Ruth concedes in her appellate brief that the circuit court applied these factors in rendering its decision on her motion for relief from judgment.  However, she argues that the court ignored other, pertinent information regarding her health.

17      We disagree, and note that the circuit court considered her mental and physical health at length on the record in its September 16, 2011 decision, and also addressed those issues in its written orders.  The record contains deposition transcripts from the doctor whom Ruth consulted for her facial pain and TMJ, the doctor who treated her for fibromyalgia, her treating psychiatrist, and a psychologist.  Ruth asserts that, during the postjudgment motion hearing, the circuit court admitted that it did not read through all of the depositions in their entirety.  Whether the circuit court read every page is immaterial, however, since Ruth fails to offer any facts contained in the depositions or elsewhere that show she did not understand the agreement at the time it was made or that her mental and physical condition was so extraordinary as to warrant relief under Wis.
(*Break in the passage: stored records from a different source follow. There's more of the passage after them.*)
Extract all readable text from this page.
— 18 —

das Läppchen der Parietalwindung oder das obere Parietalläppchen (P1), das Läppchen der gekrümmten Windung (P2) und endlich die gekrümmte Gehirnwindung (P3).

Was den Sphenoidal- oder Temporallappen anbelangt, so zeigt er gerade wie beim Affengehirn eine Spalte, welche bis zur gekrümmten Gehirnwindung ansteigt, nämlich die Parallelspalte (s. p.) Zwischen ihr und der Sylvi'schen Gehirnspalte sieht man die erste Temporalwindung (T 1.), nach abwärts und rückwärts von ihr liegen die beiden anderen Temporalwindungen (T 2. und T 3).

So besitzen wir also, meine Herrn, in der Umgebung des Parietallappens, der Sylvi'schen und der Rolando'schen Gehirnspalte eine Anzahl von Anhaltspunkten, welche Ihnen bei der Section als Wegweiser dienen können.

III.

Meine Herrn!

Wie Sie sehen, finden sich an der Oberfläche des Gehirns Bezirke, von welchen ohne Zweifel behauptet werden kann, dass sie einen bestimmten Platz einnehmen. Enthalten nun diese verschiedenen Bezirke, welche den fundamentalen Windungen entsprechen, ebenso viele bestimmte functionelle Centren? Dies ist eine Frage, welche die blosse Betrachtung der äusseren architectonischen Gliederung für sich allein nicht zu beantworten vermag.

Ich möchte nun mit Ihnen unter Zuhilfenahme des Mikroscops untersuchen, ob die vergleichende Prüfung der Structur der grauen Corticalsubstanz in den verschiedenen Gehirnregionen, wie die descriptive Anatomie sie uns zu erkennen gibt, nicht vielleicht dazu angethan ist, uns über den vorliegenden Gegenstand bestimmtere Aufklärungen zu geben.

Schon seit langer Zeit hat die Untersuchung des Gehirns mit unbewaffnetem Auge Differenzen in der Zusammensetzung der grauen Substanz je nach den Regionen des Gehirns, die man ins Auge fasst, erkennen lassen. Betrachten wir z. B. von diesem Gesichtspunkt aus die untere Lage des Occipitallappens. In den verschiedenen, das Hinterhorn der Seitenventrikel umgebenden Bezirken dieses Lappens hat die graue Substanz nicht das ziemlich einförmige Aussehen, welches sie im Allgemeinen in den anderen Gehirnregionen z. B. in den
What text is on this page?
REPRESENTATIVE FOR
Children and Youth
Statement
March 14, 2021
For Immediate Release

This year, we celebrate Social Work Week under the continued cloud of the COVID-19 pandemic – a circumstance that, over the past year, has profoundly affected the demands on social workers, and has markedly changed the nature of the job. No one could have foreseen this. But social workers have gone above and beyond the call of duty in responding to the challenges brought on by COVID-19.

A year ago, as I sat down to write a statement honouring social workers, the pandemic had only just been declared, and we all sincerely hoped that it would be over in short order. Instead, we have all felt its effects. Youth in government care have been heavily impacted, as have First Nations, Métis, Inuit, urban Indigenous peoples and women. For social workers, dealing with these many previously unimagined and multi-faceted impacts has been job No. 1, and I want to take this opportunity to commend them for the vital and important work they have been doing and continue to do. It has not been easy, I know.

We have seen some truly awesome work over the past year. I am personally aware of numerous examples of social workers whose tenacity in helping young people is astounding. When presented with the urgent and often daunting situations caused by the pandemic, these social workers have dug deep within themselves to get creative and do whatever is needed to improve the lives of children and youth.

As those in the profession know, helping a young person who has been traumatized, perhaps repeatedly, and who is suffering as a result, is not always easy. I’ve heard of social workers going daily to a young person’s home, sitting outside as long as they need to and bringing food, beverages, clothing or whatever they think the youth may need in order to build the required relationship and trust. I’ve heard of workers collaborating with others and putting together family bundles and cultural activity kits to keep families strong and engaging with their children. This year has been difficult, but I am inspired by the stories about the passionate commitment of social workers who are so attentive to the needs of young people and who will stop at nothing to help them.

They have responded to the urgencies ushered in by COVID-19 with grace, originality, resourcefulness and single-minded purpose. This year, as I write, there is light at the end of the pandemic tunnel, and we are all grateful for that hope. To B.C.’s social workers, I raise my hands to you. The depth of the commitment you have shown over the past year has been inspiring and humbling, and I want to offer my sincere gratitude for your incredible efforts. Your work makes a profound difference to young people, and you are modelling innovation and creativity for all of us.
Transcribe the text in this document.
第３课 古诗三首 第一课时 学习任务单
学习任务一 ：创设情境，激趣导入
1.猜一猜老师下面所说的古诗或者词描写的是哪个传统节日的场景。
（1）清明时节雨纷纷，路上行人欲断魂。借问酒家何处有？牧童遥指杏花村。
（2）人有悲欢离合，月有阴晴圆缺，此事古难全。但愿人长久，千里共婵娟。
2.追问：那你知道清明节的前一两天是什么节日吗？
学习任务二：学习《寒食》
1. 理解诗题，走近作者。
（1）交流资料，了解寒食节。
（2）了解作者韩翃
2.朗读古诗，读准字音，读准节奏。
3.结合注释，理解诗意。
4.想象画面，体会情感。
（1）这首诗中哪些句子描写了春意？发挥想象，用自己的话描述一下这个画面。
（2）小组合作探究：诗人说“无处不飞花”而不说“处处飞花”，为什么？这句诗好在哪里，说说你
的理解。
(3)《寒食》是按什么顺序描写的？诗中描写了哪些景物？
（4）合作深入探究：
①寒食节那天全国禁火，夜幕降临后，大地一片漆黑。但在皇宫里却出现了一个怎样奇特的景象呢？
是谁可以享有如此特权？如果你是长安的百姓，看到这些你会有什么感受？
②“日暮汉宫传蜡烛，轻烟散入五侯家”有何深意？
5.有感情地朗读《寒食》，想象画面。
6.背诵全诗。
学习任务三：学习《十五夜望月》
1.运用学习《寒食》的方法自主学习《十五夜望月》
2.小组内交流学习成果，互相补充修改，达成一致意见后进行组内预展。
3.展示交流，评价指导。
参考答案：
Stat. § 806.07(1)(h), ten years after the stipulated divorce judgment was entered.

18      We note also that Ruth concedes in her reply brief that Wis. Stat. § 767.59 precludes her from revising the terms of the Section 71 payments, and that the marital settlement agreement expressly stated that the circuit court did not have jurisdiction to revise the terms of those payments.

19      For the reasons stated above, we affirm the orders of the circuit court. 

            By the Court.—Orders affirmed.

            This opinion will not be published.  See Wis. Stat. Rule 809.23(1)(b)5.

 


 



[1]  All references to the Wisconsin Statutes are to the 2009-10 version.